Prepare for a long but important and serious post.
When I started blogging, it was a way for me to talk about things that I couldn't discuss with people in my life. Issues I have with family, friends, personal parts of myself. It was an online diary. A place where I could truly be myself and not be judged. If someone didn't like my blog, they didn't have to read it. Most of my interests, my belief system and who I am is not mainstream. While some people enjoy what I have to talk about, others choose to mock and ridicule and I just don't want to deal with their negative backlash. If you don't have anything nice to say, don't say anything at all and leave my blog, please.
You may have noticed that I don't talk much about friends and I've been keeping my blog a bit more on the surface than what I used to. There are many reasons for this. One is that I've come to realize that people I know in real life may visit my blog once in awhile. I wouldn't want them to be hurt by the way I feel about things even though it would be nice to talk to them about it. Unfortunately, I've tried talking to certain people in the past and they didn't want to discuss these things. Most people I know would rather pretend something never happened and move on. I'm the type that wants to talk things out and resolve them as long as both parties are being rational. I've been editing my past blog content to eliminate things that may hurt someone or bother them. I've saved all the info and may open a private blog someday to be able to talk about these things.
About two weeks ago, I had a situation happen with a fellow blogger. I wasn't going to mention it on here because I felt the best way to deal with the situation was to move on and not waste my energy on this negativity. Yesterday, this person decided to start stuff up again and now I feel like I have to address it here.
I won't be saying who it is or what blog is theirs because that's just starting trouble. I will say it's a "she" but that doesn't give anything away because most of my readers are female. Nothing I say in this post will attempt to give away their identity.
This person started out as a friend that I met through the blog world. Eventually we began to communicate through email, postal mail and by phone. After awhile, I realized this was not someone I wanted to be friends with. There were many reasons that I decided this and I won't talk about them here because I don't want to give away this person's identity. I'm not that mean. I had tried to talk to this person and explain some of the things that were bothering me. Unfortunately, they didn't understand where I was coming from and I knew that things would never change. It was at that point that I decided to just end the friendship. I did this through email clearly stating the reasons why I was doing it because I didn't want to end the friendship and not have them know why. I didn't feel that I was harsh but the email I got back shocked me.

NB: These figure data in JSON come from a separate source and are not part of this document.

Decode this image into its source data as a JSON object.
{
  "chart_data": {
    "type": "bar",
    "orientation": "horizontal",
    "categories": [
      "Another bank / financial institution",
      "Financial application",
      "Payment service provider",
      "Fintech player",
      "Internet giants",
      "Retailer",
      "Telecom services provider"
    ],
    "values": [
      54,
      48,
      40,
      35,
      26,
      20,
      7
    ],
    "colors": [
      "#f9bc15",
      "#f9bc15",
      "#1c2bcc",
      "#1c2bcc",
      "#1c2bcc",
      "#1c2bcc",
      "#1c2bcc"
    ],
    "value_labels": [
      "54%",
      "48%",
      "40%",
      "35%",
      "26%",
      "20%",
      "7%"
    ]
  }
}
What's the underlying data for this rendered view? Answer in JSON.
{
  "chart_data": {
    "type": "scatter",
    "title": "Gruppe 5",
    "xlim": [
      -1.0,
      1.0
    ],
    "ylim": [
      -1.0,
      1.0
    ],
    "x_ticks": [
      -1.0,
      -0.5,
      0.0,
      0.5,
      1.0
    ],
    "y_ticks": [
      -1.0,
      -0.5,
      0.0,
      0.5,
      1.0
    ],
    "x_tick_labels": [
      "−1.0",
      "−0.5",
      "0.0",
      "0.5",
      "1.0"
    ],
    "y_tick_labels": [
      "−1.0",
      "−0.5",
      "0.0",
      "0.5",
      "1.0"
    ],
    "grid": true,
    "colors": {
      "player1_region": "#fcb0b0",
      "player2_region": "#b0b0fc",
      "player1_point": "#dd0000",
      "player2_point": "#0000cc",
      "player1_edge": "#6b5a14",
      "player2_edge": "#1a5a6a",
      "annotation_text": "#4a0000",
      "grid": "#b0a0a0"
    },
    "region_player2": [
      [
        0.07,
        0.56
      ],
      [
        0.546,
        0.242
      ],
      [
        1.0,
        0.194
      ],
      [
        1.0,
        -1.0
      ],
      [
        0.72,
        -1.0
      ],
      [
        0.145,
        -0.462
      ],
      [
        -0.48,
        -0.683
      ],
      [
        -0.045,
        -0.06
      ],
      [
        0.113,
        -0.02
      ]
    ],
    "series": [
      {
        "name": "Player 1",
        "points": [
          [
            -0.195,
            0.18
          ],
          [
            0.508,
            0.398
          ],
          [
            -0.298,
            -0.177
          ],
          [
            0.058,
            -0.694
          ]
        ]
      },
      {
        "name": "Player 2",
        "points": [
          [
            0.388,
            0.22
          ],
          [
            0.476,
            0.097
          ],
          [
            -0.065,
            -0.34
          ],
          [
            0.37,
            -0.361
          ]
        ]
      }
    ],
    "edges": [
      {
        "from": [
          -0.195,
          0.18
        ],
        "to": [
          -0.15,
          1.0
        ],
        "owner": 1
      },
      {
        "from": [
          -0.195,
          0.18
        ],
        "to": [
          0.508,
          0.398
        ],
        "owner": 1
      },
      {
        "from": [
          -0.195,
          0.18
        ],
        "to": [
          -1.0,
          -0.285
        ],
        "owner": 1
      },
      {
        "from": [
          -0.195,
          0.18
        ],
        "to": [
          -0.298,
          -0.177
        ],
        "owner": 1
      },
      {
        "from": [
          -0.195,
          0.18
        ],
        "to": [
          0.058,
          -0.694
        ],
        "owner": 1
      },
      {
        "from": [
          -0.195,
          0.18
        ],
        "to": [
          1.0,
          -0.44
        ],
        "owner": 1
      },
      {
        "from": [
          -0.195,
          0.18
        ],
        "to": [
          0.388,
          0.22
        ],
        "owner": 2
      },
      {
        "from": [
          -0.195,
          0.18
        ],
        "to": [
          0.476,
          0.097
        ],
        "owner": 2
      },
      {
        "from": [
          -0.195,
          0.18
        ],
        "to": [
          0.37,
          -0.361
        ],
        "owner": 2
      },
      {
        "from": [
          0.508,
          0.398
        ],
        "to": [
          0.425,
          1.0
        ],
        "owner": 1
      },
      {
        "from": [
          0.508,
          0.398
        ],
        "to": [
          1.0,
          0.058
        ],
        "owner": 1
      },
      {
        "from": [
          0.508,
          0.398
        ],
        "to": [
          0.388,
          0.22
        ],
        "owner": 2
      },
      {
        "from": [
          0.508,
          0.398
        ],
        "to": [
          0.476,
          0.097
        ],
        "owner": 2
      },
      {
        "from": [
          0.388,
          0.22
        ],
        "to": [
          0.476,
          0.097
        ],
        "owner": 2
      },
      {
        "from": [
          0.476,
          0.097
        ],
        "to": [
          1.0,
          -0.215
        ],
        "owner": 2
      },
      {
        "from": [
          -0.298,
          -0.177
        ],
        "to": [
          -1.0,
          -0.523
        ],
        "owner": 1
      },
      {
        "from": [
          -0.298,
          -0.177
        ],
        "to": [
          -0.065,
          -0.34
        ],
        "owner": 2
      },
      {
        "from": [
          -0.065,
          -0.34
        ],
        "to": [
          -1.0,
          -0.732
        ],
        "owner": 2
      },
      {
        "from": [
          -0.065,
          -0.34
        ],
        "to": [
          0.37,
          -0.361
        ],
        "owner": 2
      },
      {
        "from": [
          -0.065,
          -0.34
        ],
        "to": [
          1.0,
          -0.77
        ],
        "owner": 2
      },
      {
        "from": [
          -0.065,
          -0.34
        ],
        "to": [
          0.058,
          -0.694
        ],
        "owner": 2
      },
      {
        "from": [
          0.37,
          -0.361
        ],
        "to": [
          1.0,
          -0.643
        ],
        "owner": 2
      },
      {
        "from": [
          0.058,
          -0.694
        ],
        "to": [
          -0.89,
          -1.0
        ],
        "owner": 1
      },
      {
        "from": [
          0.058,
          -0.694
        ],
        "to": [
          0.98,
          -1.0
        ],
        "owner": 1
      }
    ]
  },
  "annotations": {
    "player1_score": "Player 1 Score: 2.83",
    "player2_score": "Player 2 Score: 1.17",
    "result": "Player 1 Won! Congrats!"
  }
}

She attacked my character, my art/crafts and things about me that I had shared on this blog. She swore, called me names, etc. It was not the response I was expecting. I thought we could handle this like adults but obviously not. Think about personal parts of yourself that you have only shared with a couple people. Now imagine those people mocking what you shared. It's a low blow and not necessary when it has nothing to do with why the friendship ended. I wish I could explain in words how cruel this person was trying to be to me.
I recently did a post on how short life is. I choose to rid myself of negative people/situations whenever it is possible. Life's too short to deal with the bullshit. This is why I wasn't even going to post about the situation at all. Yesterday, this person began posting anonymously on my blog. I had a feeling it was her because of the location that showed up in my Feedjit and she was typically coming from her blog. I responded to her comments cautiously, in case it was her. Then she emailed me last night and I knew for a fact it was her because the email address had her boyfriend's info in it. Plus the "story" that she tried to recreate for this anonymous identity didn't add up. I responded to that email carefully. I received an email back where she confirmed who it really was and then she proceeded to start attacking me again. I really wish I could show you all how horrible the emails were but I won't do that. It's catty and immature and would give away who this is. Needless to say, I have not and will not ever respond to her emails that are of that nature.
A couple weeks ago, when our friendship ended, she had said she would never visit my blog again. Well, I could tell that she was visiting based on Feedjit and then her anonymous postings happened and she also started deleting negative comments that she had left on my blog before. I know that she'll probably read this. If so, I want to say...
Just leave me alone! Please, move on and stop with everything. Stop attacking my character and making me into this person that I'm not. Enough with the lies. Please use your energy on more positive things. There are so many causes in the world that you could be spending your time and energy on. Our friendship is done and you know why so don't try to make it into something it's not. Just stop.